RESPOSTA:
O Defeito da Ratoreira
O design inteligente falha no exame da bioquímica.
Por Kenneth R. Miller
Para poder entender porque a comunidade científica não está muito impressionada pelos intentos de ressuscitar o chamado argumento do desenho, ninguém precisa ver mais além que o próprio ensaio de Michael J Behe. Ele afirma que os sistemas bioquímicos complexos não podem ter sido produzidos pela evolução porque possuem uma qualidade que ele chama de complexidade irredutível. Igualmente às ratoeiras, estes sistemas não podem funcionar a menos que cada uma de suas partes se encontre em um lugar apropriado. Dado que "a seleção natural só pode escolher entre sistemas que já estão funcionando" não existe nenhuma forma pela qual os mecanismos Darwinianos podem ter produzido os sistemas complexos que se encontram nas células vivas. E se estes sistemas não podem ter evoluído, eles devem ter sido desenhados. Essa é a totalidade da “evidência” bioquímica para o design inteligente.
Ironicamente, o exemplo do próprio Behe, a ratoeira, mostra porque a idéia está equivocada. Elimine duas das partes (o gatilho e a barra de metal) e pode ser que não se tenha uma ratoeira mas tem-se uma máquina de três partes que faz um clipe de gravata ou um clipe de papel totalmente funcional. Tirando a mola, tem-se um chaveiro de duas partes. O gatilho de algumas ratoeiras pode ser usado um anzol e a base de madeira como um peso de papel, aplicações úteis das demais partes incluem uma grande variedade de coisas como palitos de dente a quebra-nozes e clipes de papel. O ponto, entendido desde muito tempo pela ciência, é que pedaços e peças das máquinas supostamente irredutivelmente complexas podem ter tido diferentes (mas ainda úteis) funções.
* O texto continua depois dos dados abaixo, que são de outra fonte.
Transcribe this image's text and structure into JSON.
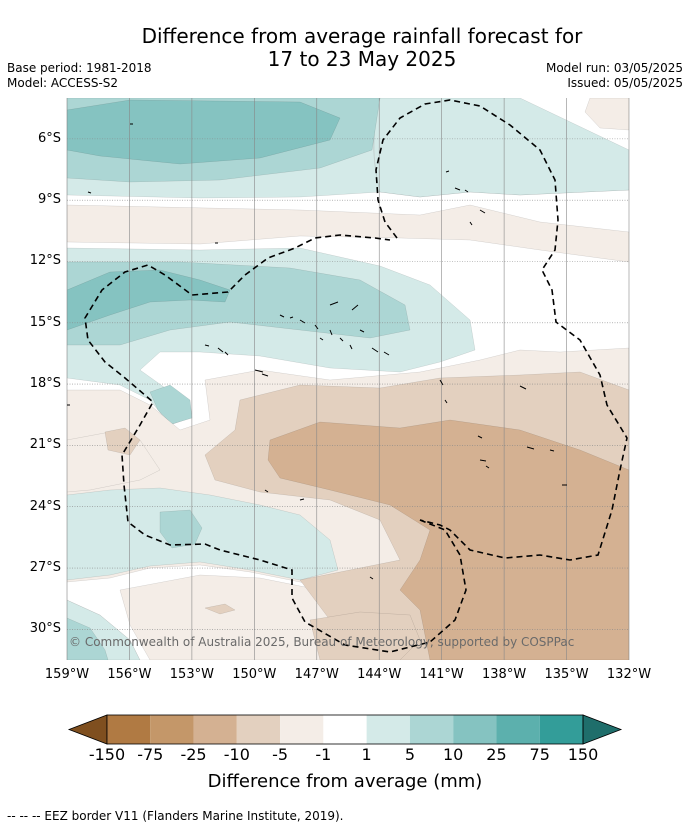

A contestação de Behe de que todas e cada uma das peças de uma máquina, mecânicas ou bioquímicas, devem estar montadas em sua forma final antes que algo de útil possa emergir, é simplesmente falsa. A evolução produz máquinas bioquímicas complexas por meios de copiar, modificar e combinar proteínas previamente usadas para outras funções. Quer exemplos? Os sistemas do ensaio de Behe nos servem muito bem.
Ele escreve que a ausência de "praticamente qualquer uma" de suas partes faz com que o flagelo bacteriano “não funcione”. Mas, adivinhe só. Um pequeno grupo de proteínas do flagelo funciona sem o resto da máquina. É usado por muitas bactérias como um dispositivo para injetar veneno em outras células. Apesar de que a função levada a cabo por esta pequena parte é diferente quando trabalha sozinha, ainda assim pode ser influenciada pela seleção natural.
As proteínas chave que aglutinam o sangue seguem este padrão também. Elas são, na realidade, versões modificadas de proteínas que são usadas pelo sistema digestivo. O elegante trabalho de Russell Doolittle tem mostrado como a evolução duplicou, redefiniu e modificou estas proteínas para produzir o sistema de coagulação do sangue nos vertebrados.
E Behe pode levantar as mãos e dizer que ele não pode imaginar como os componentes que movem as proteínas entre os compartimentos intracelulares podem ter evoluído, mas os cientistas que trabalham com estes sistemas estão completamente em desacordo. Em um artigo da revista científica Cell em 1998, um grupo de cientistas do Instituto Sloan-Kettering liderado por James Rothman, descreveu a extraordinária simplicidade e uniformidade destes mecanismos. Eles também notaram que estes mecanismos “sugeriam de uma forma natural como os muitos e variados compartimentos das células eucarióticas poderiam ter evoluído”. Parece então que os pesquisadores ativos vêem algo muito diferente do que Behe vê nestes sistemas. Eles vêem a evolução.
Se Behe sugerir que as complexidades da natureza, a vida e o universo revelam um mundo de significado e propósito consistente com uma inteligência divina, seu ponto de vista é filosófico, não científico. Incidentalmente, é um ponto de vista filosófico que eu compartilho. Entretanto, para apoiar este ponto de vista, não devemos achar necessário fingir que sabemos menos do que realmente sabemos sobre a evolução dos sistemas vivos. Numa análise final, a hipótese bioquímica do design inteligente fracassa, não porque a comunidade científica de feche a ela, senão pela razão mais básica de todas: porque está irresistivelmente contradita pela evidência científica.